The S&P 500 finished the day at 1,257.81, on solid gains of 0.5 per cent. Trading had been volatile until midday when news that Italian prime minister-designate Mario Monti may form a government as soon as Wednesday triggered a decisive rally.
“US markets have been given a reprieve for now,” said Quincy Krosby, a market strategist at Prudential Financial. “But that could be reversed in a second if there is bad news from Europe.”
The Dow Jones Industrial Average was up 0.5 per cent to 1,257.81.
The Nasdaq Composite index gained 2.1 per cent to 2,686.2, with support from Apple , by far its most heavily weighted stock.
Apple shares rose 2.5 per cent to $388.83 after ISI Group analyst Brian Marshall told clients he expected the company to initiate a dividend policy next year. Apple has not paid a dividend since 1995, according to Bloomberg data.
Retail sales figures rose 0.5 per cent month on month in October, but that was not enough to stop
a host of bellwether retail names falling on results releases.
Sales were driven by discounting that hurt margins, driving profit 3 per cent lower than in the same quarter of 2010 to $3.3bn.
“Walmart investors have become accustomed to earnings beats,” said David Shick, head of consumer research at Stifel Nicolaus. “But the company is correct to focus on expanding market share at the expense of the bottom line in the short term.”
Walmart’s size and exposure to thrifty consumers have made it a favourite of defensive investors this year and it remains one of the best performers in the S&P 500.
Urban Outfitters fell sharply in early trading, before riding the afternoon rally, to end the day up 0.1 per cent to $26.85. Many analysts were alarmed by the level of unsold inventory held at the quarter’s end, a concern that Jeff Black at Citigroup played down.
“The stance to the end of the fourth quarter with inventory better aligned with sales reinforces our view that Urban’s margin trough is confined to the second half of 2011,” Mr Black wrote to clients.

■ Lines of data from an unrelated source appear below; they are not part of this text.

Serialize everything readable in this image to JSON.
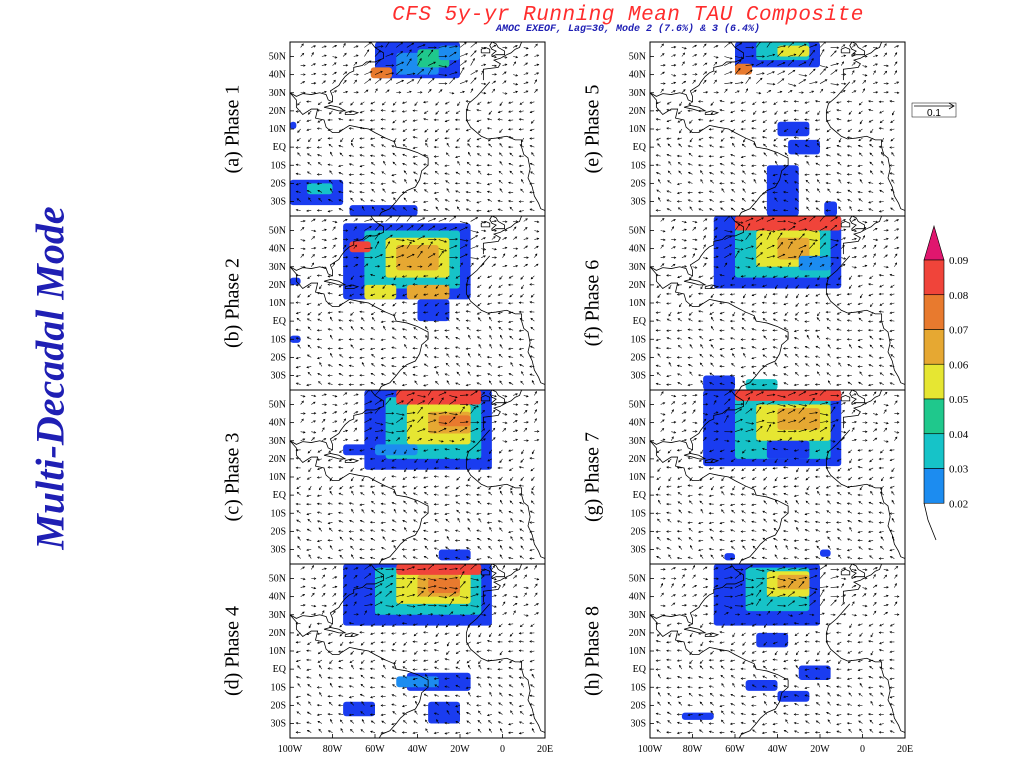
{
  "side_title": "Multi-Decadal Mode",
  "title": "CFS 5y-yr Running Mean TAU Composite",
  "subtitle": "AMOC EXEOF, Lag=30, Mode 2 (7.6%) & 3 (6.4%)",
  "reference_vector_label": "0.1",
  "chart_data": {
    "type": "heatmap",
    "title": "CFS 5y-yr Running Mean TAU Composite",
    "subtitle": "AMOC EXEOF, Lag=30, Mode 2 (7.6%) & 3 (6.4%)",
    "panels": [
      {
        "label": "(a) Phase 1",
        "column": "left",
        "row": 1
      },
      {
        "label": "(b) Phase 2",
        "column": "left",
        "row": 2
      },
      {
        "label": "(c) Phase 3",
        "column": "left",
        "row": 3
      },
      {
        "label": "(d) Phase 4",
        "column": "left",
        "row": 4
      },
      {
        "label": "(e) Phase 5",
        "column": "right",
        "row": 1
      },
      {
        "label": "(f) Phase 6",
        "column": "right",
        "row": 2
      },
      {
        "label": "(g) Phase 7",
        "column": "right",
        "row": 3
      },
      {
        "label": "(h) Phase 8",
        "column": "right",
        "row": 4
      }
    ],
    "lat_ticks": [
      "50N",
      "40N",
      "30N",
      "20N",
      "10N",
      "EQ",
      "10S",
      "20S",
      "30S"
    ],
    "lon_ticks": [
      "100W",
      "80W",
      "60W",
      "40W",
      "20W",
      "0",
      "20E"
    ],
    "colorbar": {
      "levels": [
        "0.02",
        "0.03",
        "0.04",
        "0.05",
        "0.06",
        "0.07",
        "0.08",
        "0.09"
      ],
      "colors": [
        "#1a3cf0",
        "#1c8cf0",
        "#16c3c8",
        "#1fc88c",
        "#e6e632",
        "#e6a832",
        "#e87a2e",
        "#f0443a",
        "#e0166e"
      ]
    },
    "reference_vector": "0.1",
    "colors": {
      "title": "#ff2d2d",
      "subtitle": "#1f1fb4",
      "side_title": "#1f1fb4",
      "coast": "#000000"
    }
  }
}
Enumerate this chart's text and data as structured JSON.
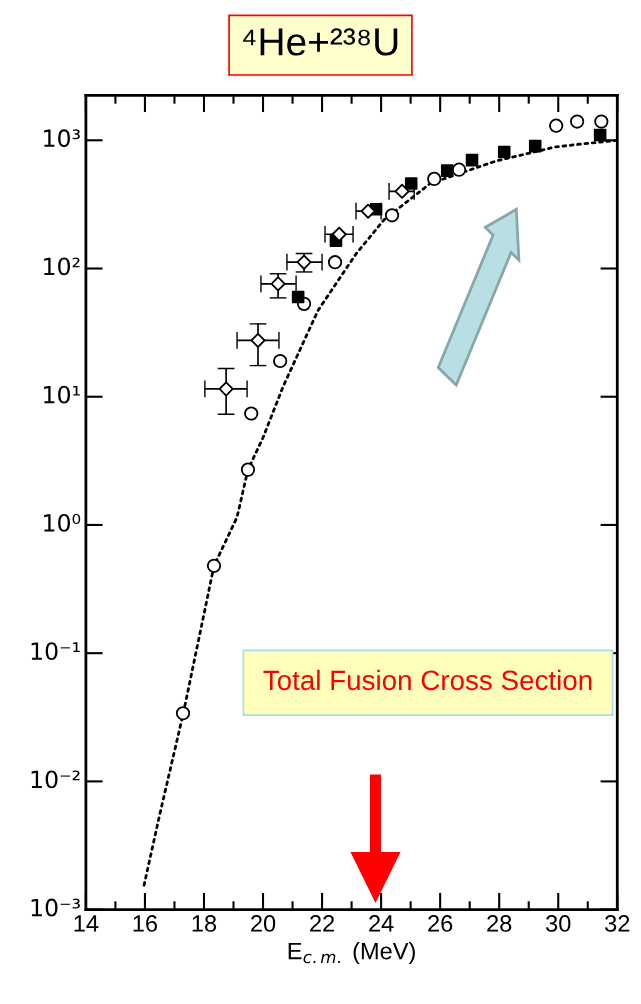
{
  "chart_data": {
    "type": "scatter",
    "title": "⁴He+²³⁸U",
    "xlabel": "E$_{c.m.}$ (MeV)",
    "annotations": [
      "Total Fusion Cross Section"
    ],
    "log": "y",
    "xlim": [
      14,
      32
    ],
    "ylim": [
      0.001,
      2240
    ],
    "xticks": [
      14,
      16,
      18,
      20,
      22,
      24,
      26,
      28,
      30,
      32
    ],
    "yticks": [
      {
        "value": 0.001,
        "label": "10⁻³"
      },
      {
        "value": 0.01,
        "label": "10⁻²"
      },
      {
        "value": 0.1,
        "label": "10⁻¹"
      },
      {
        "value": 1,
        "label": "10⁰"
      },
      {
        "value": 10,
        "label": "10¹"
      },
      {
        "value": 100,
        "label": "10²"
      },
      {
        "value": 1000,
        "label": "10³"
      }
    ],
    "grid": false,
    "legend": false,
    "series": [
      {
        "type": "line",
        "color": "#000000",
        "line_style": "dotted",
        "marker": "none",
        "x": [
          15.97,
          16.5,
          17.3,
          18.34,
          19.12,
          19.49,
          20.0,
          20.68,
          21.86,
          23.15,
          24.1,
          25.66,
          27.9,
          29.93,
          31.98
        ],
        "values": [
          0.00155,
          0.0055,
          0.034,
          0.48,
          1.15,
          2.7,
          4.8,
          12,
          47,
          130,
          240,
          460,
          690,
          890,
          1000
        ]
      },
      {
        "color": "#000000",
        "marker": "circle",
        "x": [
          17.29,
          18.34,
          19.49,
          19.6,
          20.58,
          21.39,
          22.44,
          24.37,
          25.8,
          26.64,
          29.93,
          30.64,
          31.46
        ],
        "values": [
          0.034,
          0.48,
          2.7,
          7.4,
          19,
          53,
          112,
          260,
          500,
          590,
          1300,
          1400,
          1400
        ]
      },
      {
        "color": "#000000",
        "marker": "square",
        "x": [
          21.19,
          22.47,
          23.83,
          25.02,
          26.24,
          27.08,
          28.17,
          29.22,
          31.42
        ],
        "values": [
          60,
          165,
          290,
          460,
          580,
          700,
          810,
          900,
          1100
        ]
      },
      {
        "color": "#000000",
        "marker": "diamond",
        "x": [
          18.75,
          19.83,
          20.51,
          21.39,
          22.58,
          23.56,
          24.71
        ],
        "values": [
          11.5,
          27.5,
          76,
          112,
          185,
          280,
          400
        ],
        "errors": [
          [
            7.3,
            16.6
          ],
          [
            17.5,
            37
          ],
          [
            59,
            91
          ],
          [
            94,
            131
          ],
          null,
          null,
          null
        ],
        "xerrors": [
          [
            18.03,
            19.46
          ],
          [
            19.12,
            20.54
          ],
          [
            19.93,
            21.12
          ],
          [
            20.81,
            22.0
          ],
          [
            22.1,
            23.05
          ],
          [
            23.15,
            24.0
          ],
          [
            24.27,
            25.12
          ]
        ]
      }
    ]
  }
}
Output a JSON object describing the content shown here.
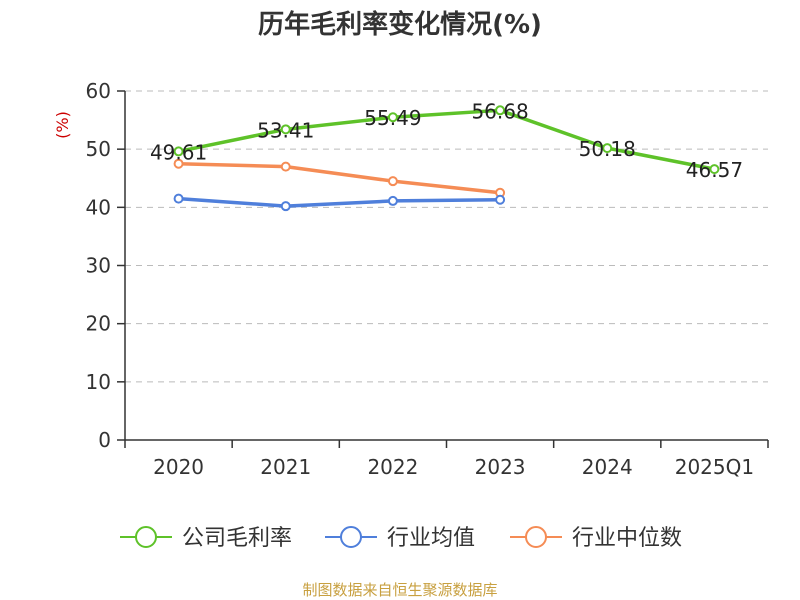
{
  "chart_data": {
    "type": "line",
    "title": "历年毛利率变化情况(%)",
    "ylabel": "(%)",
    "xlabel": "",
    "ylim": [
      0,
      60
    ],
    "yticks": [
      0,
      10,
      20,
      30,
      40,
      50,
      60
    ],
    "categories": [
      "2020",
      "2021",
      "2022",
      "2023",
      "2024",
      "2025Q1"
    ],
    "grid": true,
    "legend_position": "bottom",
    "series": [
      {
        "name": "公司毛利率",
        "color": "#5ec229",
        "values": [
          49.61,
          53.41,
          55.49,
          56.68,
          50.18,
          46.57
        ],
        "labels": [
          "49.61",
          "53.41",
          "55.49",
          "56.68",
          "50.18",
          "46.57"
        ]
      },
      {
        "name": "行业均值",
        "color": "#4f7fdb",
        "values": [
          41.5,
          40.2,
          41.1,
          41.3,
          null,
          null
        ]
      },
      {
        "name": "行业中位数",
        "color": "#f58c55",
        "values": [
          47.5,
          47.0,
          44.5,
          42.5,
          null,
          null
        ]
      }
    ]
  },
  "footer": {
    "source": "制图数据来自恒生聚源数据库"
  }
}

Office equipment store Staples fell 3.6 per cent to $14.81 on anaemic sales growth of just 0.5 per cent compared with the same quarter last year. Barclays Capital analysts noted, however, that in local currency terms revenue was up 7 per cent year on year.
Home Depot was down 0.5 per cent to $38.07 despite beating analyst expectations with earnings per share of 60 cents. Sears Holdings dropped 3.1 per cent to $70.03 after its Canadian namesake – in which it holds a 90 per cent stake – posted a loss of C$45.8m.

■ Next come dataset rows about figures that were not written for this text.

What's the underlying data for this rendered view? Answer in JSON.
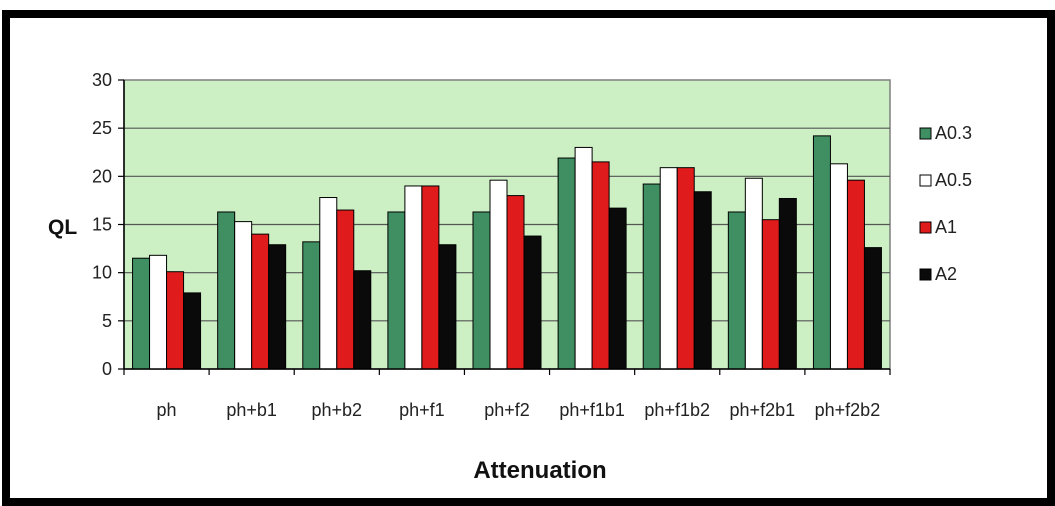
{
  "chart_data": {
    "type": "bar",
    "categories": [
      "ph",
      "ph+b1",
      "ph+b2",
      "ph+f1",
      "ph+f2",
      "ph+f1b1",
      "ph+f1b2",
      "ph+f2b1",
      "ph+f2b2"
    ],
    "series": [
      {
        "name": "A0.3",
        "color": "#3f8f62",
        "values": [
          11.5,
          16.3,
          13.2,
          16.3,
          16.3,
          21.9,
          19.2,
          16.3,
          24.2
        ]
      },
      {
        "name": "A0.5",
        "color": "#ffffff",
        "values": [
          11.8,
          15.3,
          17.8,
          19.0,
          19.6,
          23.0,
          20.9,
          19.8,
          21.3
        ]
      },
      {
        "name": "A1",
        "color": "#e01b1b",
        "values": [
          10.1,
          14.0,
          16.5,
          19.0,
          18.0,
          21.5,
          20.9,
          15.5,
          19.6
        ]
      },
      {
        "name": "A2",
        "color": "#0a0a0a",
        "values": [
          7.9,
          12.9,
          10.2,
          12.9,
          13.8,
          16.7,
          18.4,
          17.7,
          12.6
        ]
      }
    ],
    "xlabel": "Attenuation",
    "ylabel": "QL",
    "ylim": [
      0,
      30
    ],
    "yticks": [
      0,
      5,
      10,
      15,
      20,
      25,
      30
    ],
    "grid": true,
    "legend": "right",
    "plot_background": "#ccf0c4"
  }
}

The focus on retailers took the heat off bank stocks with the financial sector of the S&P 500 gaining 0.4 per cent, despite another sharp rise in the yields of Italian and Spanish sovereign bonds.
Citigroup fell 1.3 per cent to $28.02 on reports that a host of hedge fund investors, including John Paulson, had cut their stakes in the bank during the third quarter.

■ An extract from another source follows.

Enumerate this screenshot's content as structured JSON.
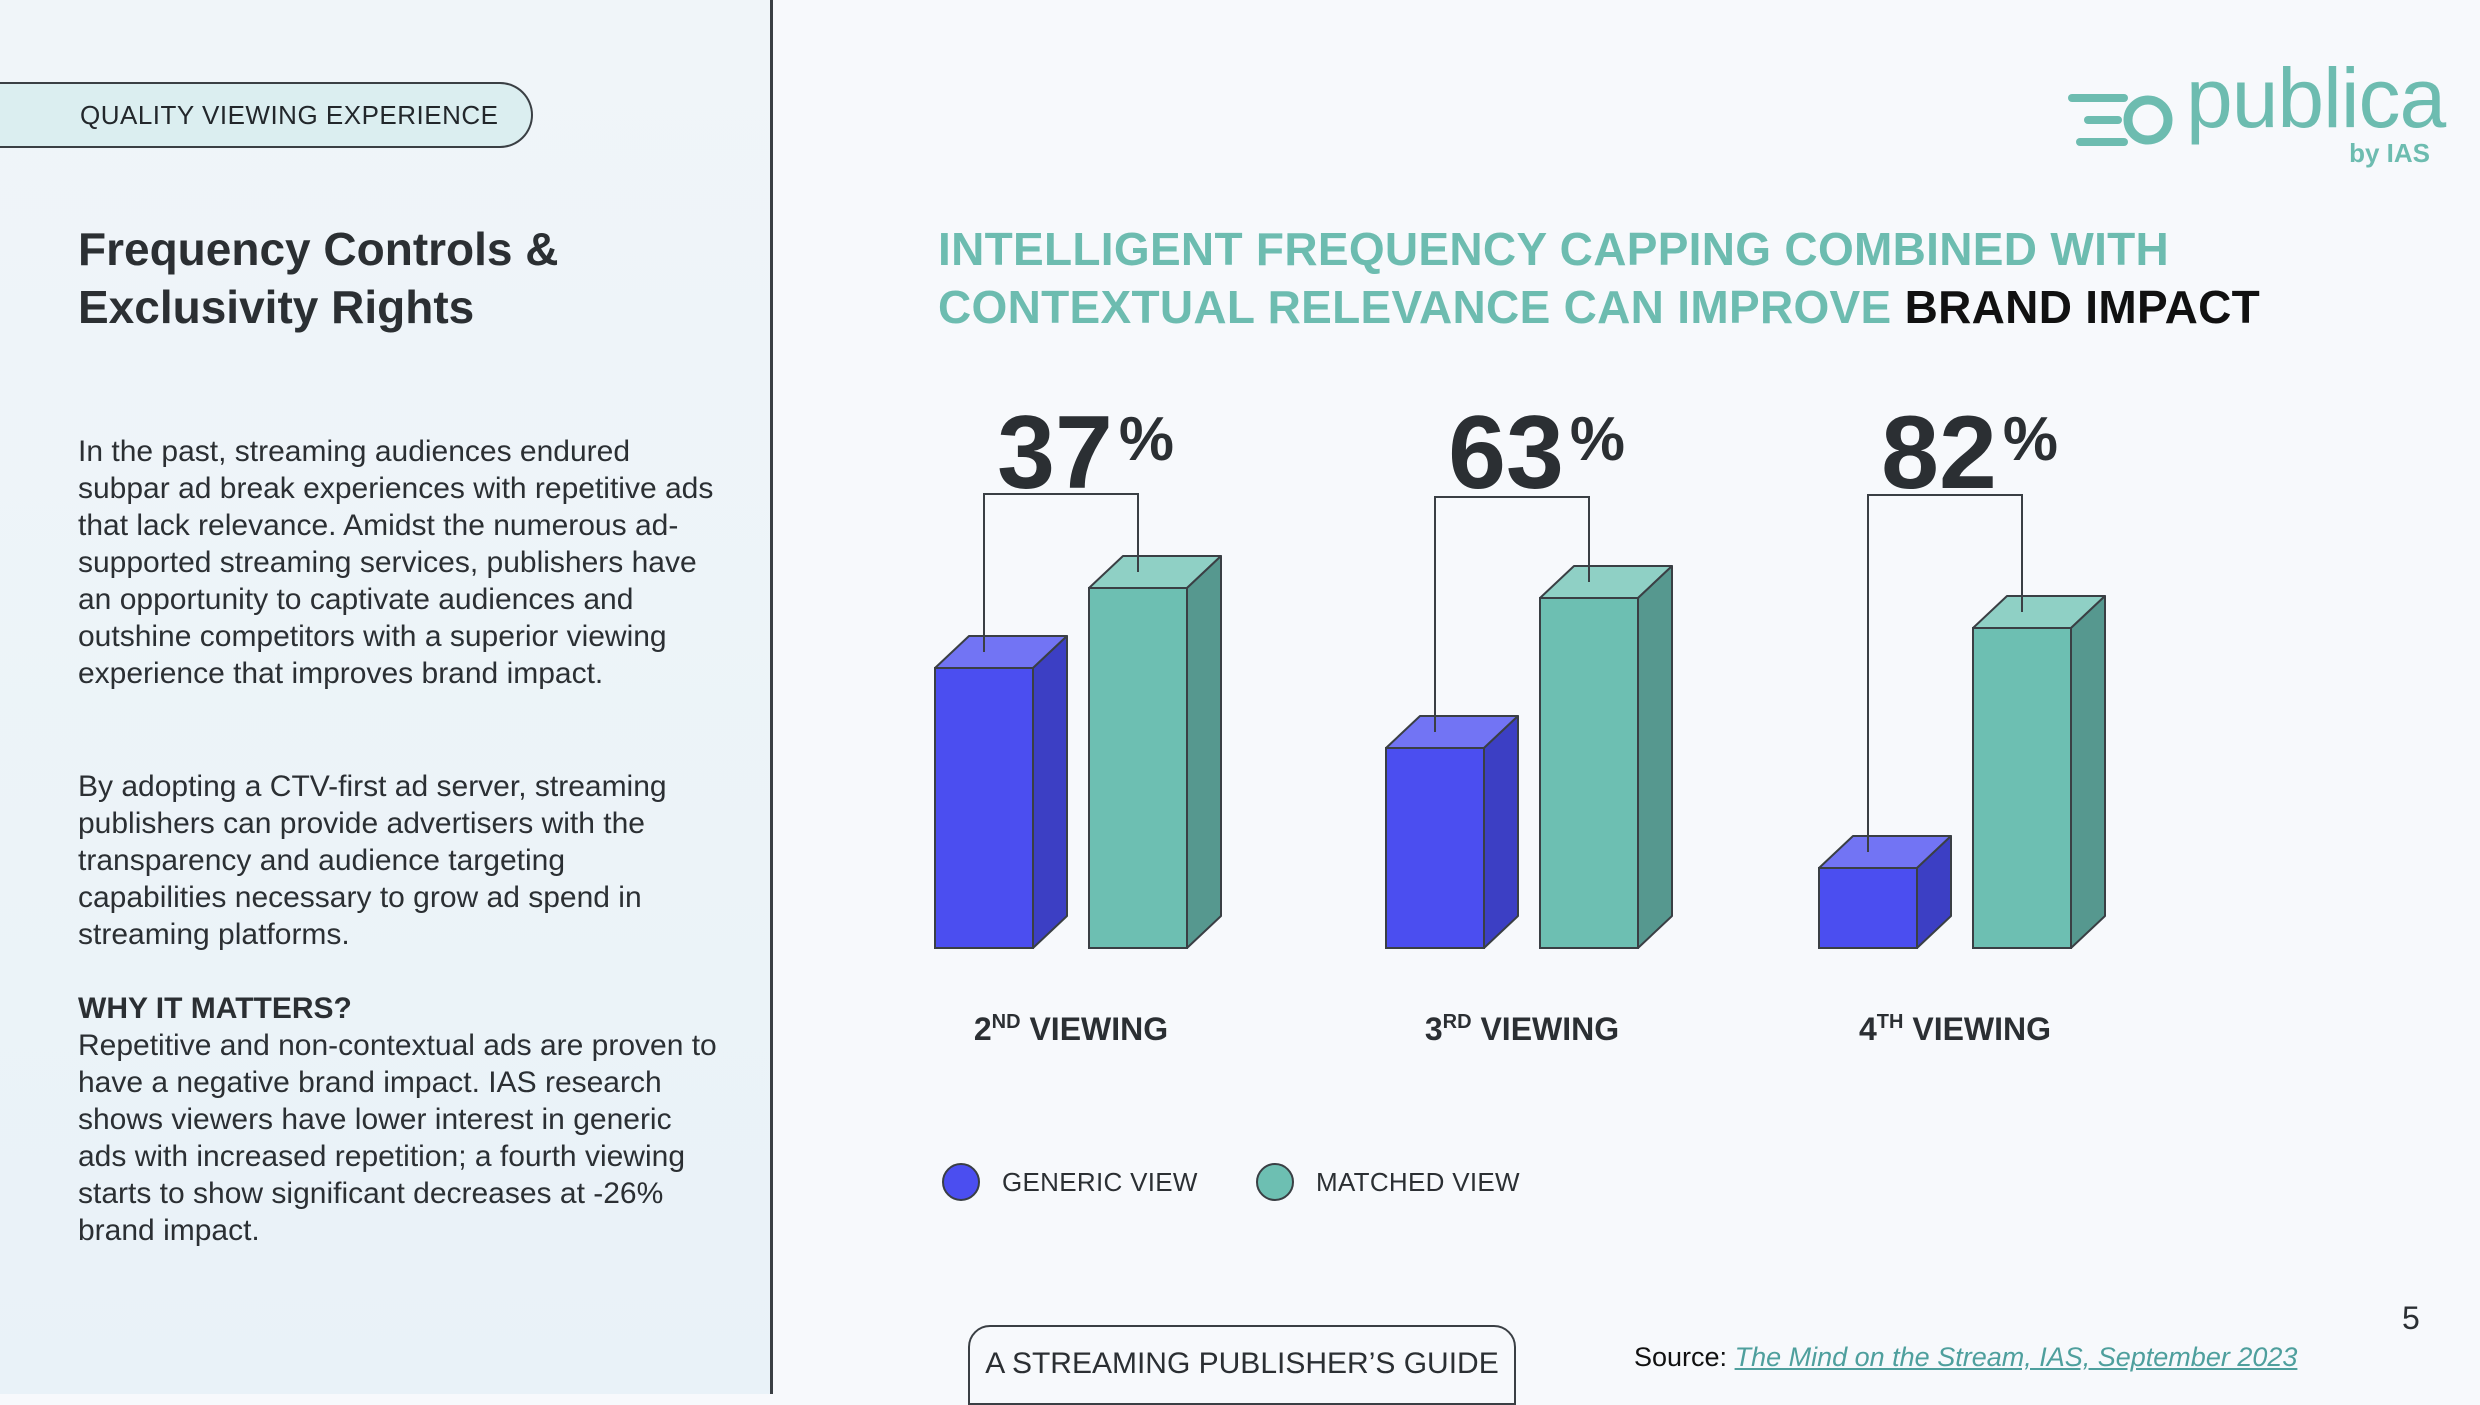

High-profile investor flight also hurt professional networking website LinkedIn , which slipped 4.8 per cent to $74.86, on news Bain Capital will sell its entire stake of 3.71m shares, when the newly floated company’s lock-out period ends.
PepsiCo was boosted by news that activist investor Nelson Peltz has taken a $146m stake. The stock was up 2.7 per cent to $64.50 on hopes that Mr Peltz will push the board to boost shareholder returns.
Quanta Services climbed 2.2 per cent to $19.19, on renewed hope that the Keystone XL pipeline, for which Quanta has a lucrative service contract, will be given the go-ahead if the state of Nebraska’s environmental concerns can be addressed.
The hard drive manufacturer Western Digital Corporation slipped 4.9 per cent to $25.05 as the open-ended impact of widespread flooding in Thailand on its factories led another analyst to downgrade the stock.